Given one over ten thousand of the whole set of vehicles in a city, how can we
still retrieve the vehicle distribution and detect the hot spots/crowded areas
in the city? The traditional density-based clustering methods work not well
because of the very limited and errorable vehicle density/location information.
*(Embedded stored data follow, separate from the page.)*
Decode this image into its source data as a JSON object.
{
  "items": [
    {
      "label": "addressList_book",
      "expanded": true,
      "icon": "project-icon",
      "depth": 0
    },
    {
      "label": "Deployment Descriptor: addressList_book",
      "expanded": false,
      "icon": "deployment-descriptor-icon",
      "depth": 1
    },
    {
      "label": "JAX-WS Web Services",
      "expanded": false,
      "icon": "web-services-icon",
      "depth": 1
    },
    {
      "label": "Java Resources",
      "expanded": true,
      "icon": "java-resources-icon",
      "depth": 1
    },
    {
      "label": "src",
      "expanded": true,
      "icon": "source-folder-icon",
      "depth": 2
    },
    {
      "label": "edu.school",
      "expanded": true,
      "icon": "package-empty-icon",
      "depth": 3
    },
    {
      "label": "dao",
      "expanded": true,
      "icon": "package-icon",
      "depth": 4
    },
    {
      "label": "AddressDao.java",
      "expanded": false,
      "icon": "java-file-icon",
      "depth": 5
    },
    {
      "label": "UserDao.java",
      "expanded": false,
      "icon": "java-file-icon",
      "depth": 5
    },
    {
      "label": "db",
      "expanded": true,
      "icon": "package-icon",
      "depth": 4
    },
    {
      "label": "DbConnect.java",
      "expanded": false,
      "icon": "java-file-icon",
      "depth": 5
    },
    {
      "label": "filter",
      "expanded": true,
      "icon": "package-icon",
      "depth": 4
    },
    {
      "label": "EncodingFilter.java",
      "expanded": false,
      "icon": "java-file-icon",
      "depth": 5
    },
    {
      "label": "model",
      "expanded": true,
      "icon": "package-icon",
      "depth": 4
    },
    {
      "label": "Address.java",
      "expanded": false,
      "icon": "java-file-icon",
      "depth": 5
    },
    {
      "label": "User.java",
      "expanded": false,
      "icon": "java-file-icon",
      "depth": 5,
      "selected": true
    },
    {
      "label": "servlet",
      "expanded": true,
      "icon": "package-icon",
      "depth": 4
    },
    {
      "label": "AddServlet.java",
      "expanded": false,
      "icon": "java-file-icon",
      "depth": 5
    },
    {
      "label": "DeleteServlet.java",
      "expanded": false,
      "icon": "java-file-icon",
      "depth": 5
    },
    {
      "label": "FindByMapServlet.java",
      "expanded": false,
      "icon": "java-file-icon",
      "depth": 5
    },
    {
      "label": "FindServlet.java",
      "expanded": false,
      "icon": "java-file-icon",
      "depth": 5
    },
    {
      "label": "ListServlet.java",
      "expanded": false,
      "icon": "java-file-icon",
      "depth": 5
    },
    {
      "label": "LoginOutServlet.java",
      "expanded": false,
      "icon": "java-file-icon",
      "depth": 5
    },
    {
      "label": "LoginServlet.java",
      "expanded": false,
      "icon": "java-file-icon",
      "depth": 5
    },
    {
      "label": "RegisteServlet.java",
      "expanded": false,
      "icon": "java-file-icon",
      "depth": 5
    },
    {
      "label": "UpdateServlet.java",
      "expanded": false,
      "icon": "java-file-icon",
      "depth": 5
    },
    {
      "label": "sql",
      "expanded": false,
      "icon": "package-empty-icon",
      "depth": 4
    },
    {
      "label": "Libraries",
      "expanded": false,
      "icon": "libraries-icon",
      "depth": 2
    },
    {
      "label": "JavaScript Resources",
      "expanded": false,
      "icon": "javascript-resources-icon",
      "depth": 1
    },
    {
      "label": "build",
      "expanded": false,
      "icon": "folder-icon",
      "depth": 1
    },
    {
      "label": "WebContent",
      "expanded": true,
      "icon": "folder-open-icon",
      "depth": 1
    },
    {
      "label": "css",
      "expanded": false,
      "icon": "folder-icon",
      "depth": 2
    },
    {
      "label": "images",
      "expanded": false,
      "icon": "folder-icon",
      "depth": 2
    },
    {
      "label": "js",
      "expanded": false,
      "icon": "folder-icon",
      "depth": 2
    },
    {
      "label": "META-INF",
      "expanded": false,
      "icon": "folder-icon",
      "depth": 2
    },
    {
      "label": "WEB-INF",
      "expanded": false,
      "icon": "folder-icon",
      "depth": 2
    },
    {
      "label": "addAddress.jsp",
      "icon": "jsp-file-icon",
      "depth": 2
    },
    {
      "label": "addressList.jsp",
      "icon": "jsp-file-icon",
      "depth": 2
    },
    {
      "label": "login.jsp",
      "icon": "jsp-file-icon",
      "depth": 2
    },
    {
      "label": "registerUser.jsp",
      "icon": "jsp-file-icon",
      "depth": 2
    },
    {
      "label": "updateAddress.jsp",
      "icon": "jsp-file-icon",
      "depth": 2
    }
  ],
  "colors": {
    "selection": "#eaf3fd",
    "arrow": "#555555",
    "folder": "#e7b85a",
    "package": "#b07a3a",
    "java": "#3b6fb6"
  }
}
Hence we need new algorithms to handle such incomplete data, in terms of
accuracy and scalability. On the other hand, the vehicle traces are typical
spatio-temporal data, which requires efficient approaches. In this paper, we
have an interesting observation that the vehicle speed can indicate the
crowdedness of a given area. In other words, if a given area is very crowded,
then the vehicles’ speed in this area is low; while if this area is not
crowded, then the vehicles’ speed in this area prefers high. As such the
mobility of samples is naturally incorporated and a novel non-density-based
clustering method is developed, called mobility-based clustering. Several key
factors beyond the vehicle crowdedness have been identified and techniques to
compensate these effects are proposed. We evaluate the performance of
mobility-based clustering based on real traffic situations. Experimental
results show that using 0.3 % of vehicles as the samples, mobility-based
clustering can accurately identify hot spots which can hardly be obtained by
the latest representative algorithm UMicro.
Date: Tuesday, 28 June 2011
Time: 3:30pm - 5:30pm
Venue: Room 4483
lifts 25/26
Committee Members: Prof. Lionel Ni (Supervisor)
Prof. Shing-Chi Cheung (Chairperson)
Dr. Qiong Luo
Dr. Raymond Wong
**** ALL are Welcome ****